Изменить размер шрифта - +
Хрупкое, с маленькой грудью тело, светловатые волосы, славянский, не особо выразительный тип лица – в целом, кроме глаз, ничего выдающегося. Многолетние друзья, знающие его с молодой поры, всегда искренне удивлялись: «Вечно тебе, Савка, нравятся тощие, драные кошки, и чем дранее, тем лучше». Но от их скептически-насмешливых реплик его мужские пристрастия с годами не менялись, и, глядя на эту задыхающуюся, с трудом вбирающую в себя воздух Веру, он вяло подумал: «Можно было бы переспать пару раз». Правда, такого рода утилитарные мужицкие мысли отнюдь не явились для него руководством к действию.

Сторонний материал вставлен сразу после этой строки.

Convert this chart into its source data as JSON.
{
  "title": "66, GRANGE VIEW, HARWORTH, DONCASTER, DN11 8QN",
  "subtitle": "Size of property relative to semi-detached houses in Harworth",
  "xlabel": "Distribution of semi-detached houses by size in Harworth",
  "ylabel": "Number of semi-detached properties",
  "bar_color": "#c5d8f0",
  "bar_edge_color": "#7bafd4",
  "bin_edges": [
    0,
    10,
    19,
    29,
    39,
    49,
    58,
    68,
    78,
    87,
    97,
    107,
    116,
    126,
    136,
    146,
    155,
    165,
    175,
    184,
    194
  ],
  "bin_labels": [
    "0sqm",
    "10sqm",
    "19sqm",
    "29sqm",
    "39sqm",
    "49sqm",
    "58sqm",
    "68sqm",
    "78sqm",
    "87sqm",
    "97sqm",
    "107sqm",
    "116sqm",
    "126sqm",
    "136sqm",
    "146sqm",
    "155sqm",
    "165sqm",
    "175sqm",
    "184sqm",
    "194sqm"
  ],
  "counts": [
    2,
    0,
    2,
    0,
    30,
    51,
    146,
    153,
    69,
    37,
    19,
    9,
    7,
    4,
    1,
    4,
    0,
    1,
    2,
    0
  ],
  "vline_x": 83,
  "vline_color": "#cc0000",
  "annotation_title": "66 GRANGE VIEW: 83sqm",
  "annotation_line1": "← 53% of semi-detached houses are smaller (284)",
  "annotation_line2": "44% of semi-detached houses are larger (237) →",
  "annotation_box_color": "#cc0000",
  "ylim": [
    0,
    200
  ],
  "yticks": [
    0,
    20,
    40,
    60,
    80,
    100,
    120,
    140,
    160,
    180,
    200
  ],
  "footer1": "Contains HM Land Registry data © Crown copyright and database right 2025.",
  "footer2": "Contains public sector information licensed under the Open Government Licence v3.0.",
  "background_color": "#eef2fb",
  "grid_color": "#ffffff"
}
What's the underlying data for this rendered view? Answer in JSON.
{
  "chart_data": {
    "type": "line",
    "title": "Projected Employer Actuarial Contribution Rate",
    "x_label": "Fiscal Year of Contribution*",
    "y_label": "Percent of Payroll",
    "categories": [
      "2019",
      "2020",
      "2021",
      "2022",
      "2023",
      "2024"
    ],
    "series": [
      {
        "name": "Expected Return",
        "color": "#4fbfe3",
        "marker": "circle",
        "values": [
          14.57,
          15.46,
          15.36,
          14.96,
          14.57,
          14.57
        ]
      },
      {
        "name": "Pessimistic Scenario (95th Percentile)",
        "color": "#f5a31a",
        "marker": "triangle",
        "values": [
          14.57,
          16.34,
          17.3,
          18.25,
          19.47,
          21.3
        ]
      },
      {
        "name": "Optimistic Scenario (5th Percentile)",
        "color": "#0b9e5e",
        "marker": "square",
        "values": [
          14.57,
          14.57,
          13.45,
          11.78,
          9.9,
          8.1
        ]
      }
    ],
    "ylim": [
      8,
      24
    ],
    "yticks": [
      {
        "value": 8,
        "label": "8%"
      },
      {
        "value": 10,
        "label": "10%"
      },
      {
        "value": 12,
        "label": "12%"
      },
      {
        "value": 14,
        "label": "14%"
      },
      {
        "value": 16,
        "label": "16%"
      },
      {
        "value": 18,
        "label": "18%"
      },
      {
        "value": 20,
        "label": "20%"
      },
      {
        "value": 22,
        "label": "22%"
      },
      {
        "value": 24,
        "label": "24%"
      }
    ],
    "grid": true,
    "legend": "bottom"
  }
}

 Он выписал ей хорошо продуманный рецепт, объяснил, где купить препараты, порекомендовал разобраться в семейных проблемах с мужем, проводил в прихожую, закрыл за ней входную дверь и через десять минут забыл о ней думать.

 

 

 Глава вторая Рождение и детство

 

 В конце июля 1941 года единственная дочь доктора Федора Ивановича Яковлева девятнадцатилетняя студентка-медичка Таня была отвезена молодым мужем из его родительского дома в местный химкинский роддом. Но по ведомым лишь ей одной причинам сбежала оттуда на другой день, никого пока там не родив. Следом за ее побегом немцы, жаждущие прорвать с севера подступы к Москве, разбомбили здание химкинского роддома и прилегающие к нему территории.

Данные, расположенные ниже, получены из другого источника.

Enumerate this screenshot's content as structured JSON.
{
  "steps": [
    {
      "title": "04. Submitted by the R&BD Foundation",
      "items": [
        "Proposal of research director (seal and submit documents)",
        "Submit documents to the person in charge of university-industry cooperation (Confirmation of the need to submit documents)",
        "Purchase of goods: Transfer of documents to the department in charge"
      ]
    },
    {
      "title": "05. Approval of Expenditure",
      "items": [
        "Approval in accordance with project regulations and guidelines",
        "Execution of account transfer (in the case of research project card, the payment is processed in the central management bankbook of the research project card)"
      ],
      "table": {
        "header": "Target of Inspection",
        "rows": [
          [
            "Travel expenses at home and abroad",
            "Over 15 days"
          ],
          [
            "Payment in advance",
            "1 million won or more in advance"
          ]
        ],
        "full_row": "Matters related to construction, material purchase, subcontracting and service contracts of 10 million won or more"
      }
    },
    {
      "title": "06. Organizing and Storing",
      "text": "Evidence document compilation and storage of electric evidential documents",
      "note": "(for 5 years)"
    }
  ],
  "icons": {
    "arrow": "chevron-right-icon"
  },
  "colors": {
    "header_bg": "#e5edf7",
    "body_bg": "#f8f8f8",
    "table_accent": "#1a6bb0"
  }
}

 Вторым Таниным пристанищем стал роддом в соседнем подмосковном Ховрине. В подвале старого больничного здания скрывался важный стратегический объект – минный завод. На двери, ведущей в подземелье завода, уже успели повесить плакат «Родина-мать зовет», и будущие мамочки, спускающиеся туда во время бомбежек почти бегом, всякий раз шарахались плаката, крепче прихватывали ладонями огромные животы, страшась призывно поднятой руки и сурового лица в упор смотрящей на них женщины. Там внизу они, как квочки на насесте, мостились в полумраке по краям деревянных ящиков, жались среди смирно лежащих многоярусными блинами мин. Вздрагивая от уличных взрывов, подпирали одна другую хрупкими плечами в надежде получить столь необходимое в их положении чувство защищенности.

 Первого августа юная Таня, накануне доставленная мужем теперь уже сюда, закапризничала, заартачилась, не желая вместе со всеми спускаться в минное убежище. «Оставьте меня в покое, я хочу спать, не пойду я никуда», – ныла она, упрямо натягивая на голову одеяло, но акушер, крепко схватив ее за руку, все же стащил с кровати и заставил проследовать с причудливой, слившейся в единый бескрайний живот женской процессией в спасительную преисподнюю. Когда очередная бомбардировка отгремела, обитательницы роддома, выждав положенные десять минут затишья, под предводительством акушера шаткой лентой заструились наверх.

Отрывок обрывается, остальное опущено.